Constructing Worlds: Photography and Architecture in the Modern Age
The Barbican Art Gallery in London is currently showcasing a landmark exhibition of eighteen outstanding photographers covering the time period from the 1930s to the present day who have influenced the way we view 20th and 21st century architecture on a global stage.
It investigates why architects, such as Charles and Ray Eames and Le Corbusier, used the power of the photographic image to promote their vision of Modernist architecture. Images range from skyscrapers in New York, decaying colonial structures in the Congo, glamorous post-war suburban homes of California, to the modern towers of Venezuela.

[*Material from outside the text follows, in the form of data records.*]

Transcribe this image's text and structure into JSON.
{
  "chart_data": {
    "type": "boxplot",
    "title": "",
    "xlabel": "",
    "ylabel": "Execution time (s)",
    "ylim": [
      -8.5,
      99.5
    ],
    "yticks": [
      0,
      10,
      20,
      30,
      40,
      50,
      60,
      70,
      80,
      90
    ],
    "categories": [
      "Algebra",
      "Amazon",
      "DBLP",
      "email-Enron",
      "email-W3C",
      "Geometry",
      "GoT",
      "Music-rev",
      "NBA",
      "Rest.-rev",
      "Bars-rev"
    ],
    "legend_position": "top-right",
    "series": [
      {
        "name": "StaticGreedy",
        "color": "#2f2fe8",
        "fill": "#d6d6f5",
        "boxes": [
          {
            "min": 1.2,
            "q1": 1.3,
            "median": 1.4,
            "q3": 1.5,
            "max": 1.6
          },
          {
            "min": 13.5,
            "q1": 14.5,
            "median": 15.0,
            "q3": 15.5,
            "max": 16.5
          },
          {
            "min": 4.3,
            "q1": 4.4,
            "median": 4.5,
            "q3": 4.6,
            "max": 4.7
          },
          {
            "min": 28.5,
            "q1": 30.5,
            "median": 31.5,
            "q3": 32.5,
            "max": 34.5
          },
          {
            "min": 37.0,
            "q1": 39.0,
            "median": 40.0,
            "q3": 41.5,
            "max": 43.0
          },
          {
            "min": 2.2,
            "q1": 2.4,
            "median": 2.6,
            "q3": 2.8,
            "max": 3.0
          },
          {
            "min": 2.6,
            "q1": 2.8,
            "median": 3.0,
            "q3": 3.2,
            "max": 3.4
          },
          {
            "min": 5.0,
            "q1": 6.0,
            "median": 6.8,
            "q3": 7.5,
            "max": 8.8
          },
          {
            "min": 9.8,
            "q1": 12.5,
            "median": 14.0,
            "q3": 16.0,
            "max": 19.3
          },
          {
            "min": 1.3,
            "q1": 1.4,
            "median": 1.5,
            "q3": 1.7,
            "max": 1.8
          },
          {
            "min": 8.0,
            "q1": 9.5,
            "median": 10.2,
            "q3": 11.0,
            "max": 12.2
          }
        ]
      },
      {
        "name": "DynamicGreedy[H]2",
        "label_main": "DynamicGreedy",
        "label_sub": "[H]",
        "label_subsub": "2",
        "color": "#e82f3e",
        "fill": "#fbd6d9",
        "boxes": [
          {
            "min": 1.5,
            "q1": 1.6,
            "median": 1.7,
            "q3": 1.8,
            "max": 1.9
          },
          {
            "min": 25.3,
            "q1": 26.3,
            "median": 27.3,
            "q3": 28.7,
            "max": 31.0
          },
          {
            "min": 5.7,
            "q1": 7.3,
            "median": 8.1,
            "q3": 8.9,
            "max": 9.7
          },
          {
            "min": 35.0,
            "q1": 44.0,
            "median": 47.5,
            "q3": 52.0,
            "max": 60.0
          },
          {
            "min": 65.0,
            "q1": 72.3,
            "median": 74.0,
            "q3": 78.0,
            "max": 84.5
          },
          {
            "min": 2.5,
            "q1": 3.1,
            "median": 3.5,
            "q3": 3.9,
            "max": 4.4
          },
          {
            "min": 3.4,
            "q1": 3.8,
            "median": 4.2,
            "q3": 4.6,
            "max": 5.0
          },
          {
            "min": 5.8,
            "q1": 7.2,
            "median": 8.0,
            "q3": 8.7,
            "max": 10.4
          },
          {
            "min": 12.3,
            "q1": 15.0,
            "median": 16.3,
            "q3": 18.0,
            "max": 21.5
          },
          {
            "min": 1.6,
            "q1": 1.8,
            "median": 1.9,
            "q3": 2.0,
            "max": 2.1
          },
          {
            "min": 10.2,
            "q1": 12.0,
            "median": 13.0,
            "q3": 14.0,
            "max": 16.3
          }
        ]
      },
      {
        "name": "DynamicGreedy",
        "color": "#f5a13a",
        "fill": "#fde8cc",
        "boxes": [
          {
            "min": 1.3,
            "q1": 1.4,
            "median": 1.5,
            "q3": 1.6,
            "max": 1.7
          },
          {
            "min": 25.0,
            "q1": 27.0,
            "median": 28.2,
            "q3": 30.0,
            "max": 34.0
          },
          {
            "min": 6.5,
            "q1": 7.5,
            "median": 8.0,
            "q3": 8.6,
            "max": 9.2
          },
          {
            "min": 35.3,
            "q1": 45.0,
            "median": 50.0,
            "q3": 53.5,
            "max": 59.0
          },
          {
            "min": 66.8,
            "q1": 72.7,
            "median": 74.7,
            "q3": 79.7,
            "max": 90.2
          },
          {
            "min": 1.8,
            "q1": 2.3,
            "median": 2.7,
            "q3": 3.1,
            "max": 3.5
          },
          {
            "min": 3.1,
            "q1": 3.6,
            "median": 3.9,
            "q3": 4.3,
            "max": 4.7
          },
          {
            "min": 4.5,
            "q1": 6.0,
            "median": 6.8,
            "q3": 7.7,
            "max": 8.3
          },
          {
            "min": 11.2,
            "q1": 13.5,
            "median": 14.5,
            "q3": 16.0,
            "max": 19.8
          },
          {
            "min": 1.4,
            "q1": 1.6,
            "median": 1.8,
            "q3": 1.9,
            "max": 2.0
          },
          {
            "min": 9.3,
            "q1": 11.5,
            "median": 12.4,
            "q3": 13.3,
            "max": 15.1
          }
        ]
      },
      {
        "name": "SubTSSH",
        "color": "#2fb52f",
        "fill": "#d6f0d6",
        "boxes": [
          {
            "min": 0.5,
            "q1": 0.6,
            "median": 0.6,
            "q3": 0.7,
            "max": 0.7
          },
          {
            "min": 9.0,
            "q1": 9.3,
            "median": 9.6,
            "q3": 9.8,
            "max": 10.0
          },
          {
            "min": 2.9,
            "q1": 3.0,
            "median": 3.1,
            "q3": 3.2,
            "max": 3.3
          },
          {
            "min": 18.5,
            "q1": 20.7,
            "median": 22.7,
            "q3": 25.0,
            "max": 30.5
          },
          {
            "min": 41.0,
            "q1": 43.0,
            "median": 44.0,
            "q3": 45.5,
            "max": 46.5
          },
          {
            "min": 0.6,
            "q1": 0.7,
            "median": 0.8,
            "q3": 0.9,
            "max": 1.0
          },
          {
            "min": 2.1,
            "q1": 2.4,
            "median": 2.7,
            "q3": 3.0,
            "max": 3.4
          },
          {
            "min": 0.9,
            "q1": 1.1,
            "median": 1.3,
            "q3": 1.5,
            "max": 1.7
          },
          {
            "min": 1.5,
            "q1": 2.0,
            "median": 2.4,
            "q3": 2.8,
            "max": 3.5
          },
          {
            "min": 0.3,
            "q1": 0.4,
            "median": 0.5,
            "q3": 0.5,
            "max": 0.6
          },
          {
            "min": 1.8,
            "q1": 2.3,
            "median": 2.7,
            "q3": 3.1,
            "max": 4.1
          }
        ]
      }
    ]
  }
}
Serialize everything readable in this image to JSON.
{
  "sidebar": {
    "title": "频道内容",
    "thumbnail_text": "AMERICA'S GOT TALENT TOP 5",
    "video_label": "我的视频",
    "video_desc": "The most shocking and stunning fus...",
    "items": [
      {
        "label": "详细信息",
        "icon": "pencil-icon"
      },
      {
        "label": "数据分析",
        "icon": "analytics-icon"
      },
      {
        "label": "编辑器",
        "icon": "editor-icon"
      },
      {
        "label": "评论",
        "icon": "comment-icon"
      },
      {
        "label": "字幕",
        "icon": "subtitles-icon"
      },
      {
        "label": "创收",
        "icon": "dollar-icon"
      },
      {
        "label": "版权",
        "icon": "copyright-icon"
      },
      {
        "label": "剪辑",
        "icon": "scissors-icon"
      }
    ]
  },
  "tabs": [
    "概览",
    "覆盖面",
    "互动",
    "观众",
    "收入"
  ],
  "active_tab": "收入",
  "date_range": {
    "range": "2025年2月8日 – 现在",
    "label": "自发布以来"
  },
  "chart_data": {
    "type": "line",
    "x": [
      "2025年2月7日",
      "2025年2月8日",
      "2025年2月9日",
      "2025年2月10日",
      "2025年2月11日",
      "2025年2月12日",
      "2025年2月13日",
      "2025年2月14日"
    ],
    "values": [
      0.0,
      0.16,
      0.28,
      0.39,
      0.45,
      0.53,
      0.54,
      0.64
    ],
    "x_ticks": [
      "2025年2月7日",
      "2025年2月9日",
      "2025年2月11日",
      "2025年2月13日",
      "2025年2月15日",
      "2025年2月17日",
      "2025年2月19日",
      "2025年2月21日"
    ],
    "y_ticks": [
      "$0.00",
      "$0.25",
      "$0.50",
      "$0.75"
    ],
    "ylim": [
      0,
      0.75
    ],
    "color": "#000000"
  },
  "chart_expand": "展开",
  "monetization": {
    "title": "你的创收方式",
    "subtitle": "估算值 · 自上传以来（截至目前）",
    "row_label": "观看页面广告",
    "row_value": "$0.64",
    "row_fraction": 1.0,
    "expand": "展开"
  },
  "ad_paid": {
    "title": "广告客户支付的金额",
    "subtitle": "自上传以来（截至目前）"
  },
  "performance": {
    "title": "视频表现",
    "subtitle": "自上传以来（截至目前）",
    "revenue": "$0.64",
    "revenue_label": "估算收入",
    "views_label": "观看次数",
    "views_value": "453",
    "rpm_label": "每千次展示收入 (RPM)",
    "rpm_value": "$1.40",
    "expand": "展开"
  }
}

Featuring over 250 works by:
photographers: Berenice Abbott / Iwan Baan / Bernd and Hilla Becher / Hélène Binet / Walker Evans / Luigi Ghirri / Andreas Gursky / Lucien Hervé / Nadav Kander / Luisa Lambri / Simon Norfolk / Bas Princen / Ed Ruscha / Stephen Shore / Julius Shulman / Thomas Struth / Hiroshi Sugimoto / Guy Tillim;
and
architects: Le Corbusier / Frank Lloyd Wright / Minoru Yamasaki / Luis Barragán / Aldo Rossi / Pierre Koenig / Charles and Ray Eames / Daniel Libeskind.
This exhibition highlights the power of photography to reveal hidden truths in our society. The exhibition runs until 11 January 2015.
While you are there you may as well take advantage of the Architecture Tour of the Barbican Centre a unique brutalist architectural endeavour.